TRUST #193
68 DIN-A-4 Seiten; €3,00.-
Trust Verlag, Dolf Hermannstädter, Postfach 110762, 28087 Bremen
https://trust-zine.de/
Dolf kommentiert Bremens Werbeoffensive für Start Up- UnternehmerInnen als "einfallslos, erbärmlich, immer gierig", teilt uns seinen Textbeitrag, einen Nachruf zum Tode von Tim
Yohannon (MRR), mit, der mehr Reaktionen via faceboook hervorrief, als im MRR.
Jan Röhlk ist immer noch auf der Suche nach der originären Herkunft von Musiktiteln, Songtexten, Labels und macht sein nerdige, akribische Suche zum "Manifest der (un)gelösten Fälle".
Mika greift die im "BROT-Fanzine" ausgelöste Debatte um die Nudelfrage auf und erweitert den Blickwinkel mit einer asiatischen Variante. Alva ist von der im Netz kursierenden
Beschwerde übers Hurricane-Lineup 2019, welches in der Bewerbung Frauen ausschließt, nicht empört, sondern stellt den medialen (antifeministischen) Backlash infrage, indem mensch sich selbst mal
eine Quote in der Plattensammlung verordnen sollte und nicht einfach eine Band gesucht werden sollte, um aus Rechtfertigungs- und/oder wirtschaftlichen Gründen eine Quote zu erfüllen, sondern um
herauszustellen, welche Band ich gerade abfeiere.
Jan Röhlk interviewt Henne von Koyaanisqatsi/dørtebeker, der mit dem Begriff PC nichts anfangen kann/konnte, sondern es ihm darum geht/ging, seine Stimme zu
erheben, eine politische Meinung zu entwickeln und sich nicht als etwas "besseres" zu definieren. Claas Reiners schreibt eine Hommage an MATULA. Jan Röhlk arbeitet im
Interview mit John Sox (The F.U.'s) die Bandbiographie(n) auf, konfrontiert ihn mit damaligen kontroversen Statements, Songs und Vorverurteilungen, die Jan noch einmal
ausführlich in den Fußnoten auflistet/erklärt. Bela reflektiert die TOXIC REASONS-Story, befragt JJ nach Anekdoten/guten/schlechten Erinnerungen und
(Beweg)-Gründen zu Stilwechsel, Auflösung. Erneut Jan Röhlk hat über Umwegen Jesse als Interviewpartner für das 924 Gilman Street-Kollektiv-Projekt gefunden,
der seine Mitwirkung, über die Hausregeln und die Boykott-Gilman-Aktionen aufklärt. Der arbeitseifrige Jan Röhlk interviewte auch Tony Cortez von ILL REPUTE ,
der nach einer Bandstory seine Erinnerungen zu damaligen Konzertbesuchen, Erklärungen zum Nardcore-Begriff, guten/schlechten Erfahrungen auffrischt und über das von ihm jährlich organisierte
Oxnard-Bowling-Turnier berichtet.
Gesamteindruck:
Das aktuelle TRUST ist ein Beleg für zeithistorische, analytische Aufarbeitung im Punk-/HC-Kontext im Sinne von einem Forschungsauftrag.

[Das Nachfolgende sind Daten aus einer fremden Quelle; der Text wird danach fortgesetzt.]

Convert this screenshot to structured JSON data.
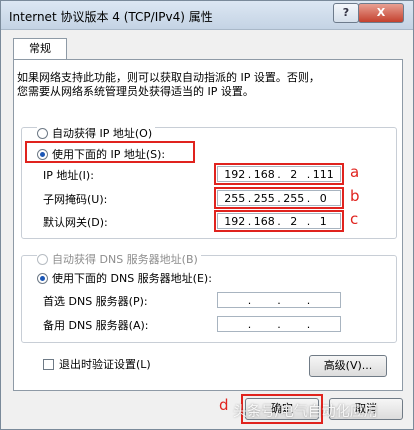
{
  "window": {
    "title": "Internet 协议版本 4 (TCP/IPv4) 属性",
    "help_label": "?",
    "close_label": "X"
  },
  "tabs": [
    "常规"
  ],
  "description": [
    "如果网络支持此功能，则可以获取自动指派的 IP 设置。否则，",
    "您需要从网络系统管理员处获得适当的 IP 设置。"
  ],
  "ip_section": {
    "auto_label": "自动获得 IP 地址(O)",
    "manual_label": "使用下面的 IP 地址(S):",
    "fields": [
      {
        "label": "IP 地址(I):",
        "value": [
          "192",
          "168",
          "2",
          "111"
        ],
        "marker": "a"
      },
      {
        "label": "子网掩码(U):",
        "value": [
          "255",
          "255",
          "255",
          "0"
        ],
        "marker": "b"
      },
      {
        "label": "默认网关(D):",
        "value": [
          "192",
          "168",
          "2",
          "1"
        ],
        "marker": "c"
      }
    ]
  },
  "dns_section": {
    "auto_label": "自动获得 DNS 服务器地址(B)",
    "manual_label": "使用下面的 DNS 服务器地址(E):",
    "fields": [
      {
        "label": "首选 DNS 服务器(P):",
        "value": [
          "",
          "",
          "",
          ""
        ]
      },
      {
        "label": "备用 DNS 服务器(A):",
        "value": [
          "",
          "",
          "",
          ""
        ]
      }
    ]
  },
  "validate_label": "退出时验证设置(L)",
  "advanced_button": "高级(V)...",
  "ok_button": "确定",
  "ok_marker": "d",
  "cancel_button": "取消",
  "watermark": "头条号/电气自动化应用",
  "colors": {
    "annotation_red": "#e0231e",
    "radio_selected": "#1b56b5"
  }
}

Die Interviews offenbaren eine akribische Vorbereitung der Interviewer, wobei Jan Röhlk einen starken redaktionellen Beitrag leistet. Die zeithistorischen Aufarbeitungen amerikanischer Bands der frühachtziger HC-Phase sind beinahe schon ein eigener Schwerpunkt und ein Exkurs, der bisweilen an Craig O'Haras Buch "The Philosophy of Punk: Die Geschichte einer Kulturrevolte" erinnert und zum eine die persönliche Begeisterung des Interviewers, zum anderen die Symbiose aufzeigt, wie aus Punk, Politik und DIY-Aktivismus eine pulsierende widerständige Kultur entsteht, die nicht ohne Konflikte und Kontroversen besteht, aber so auch diskursiv und lebendig bleibt und ein Legendenmythos vermeidet.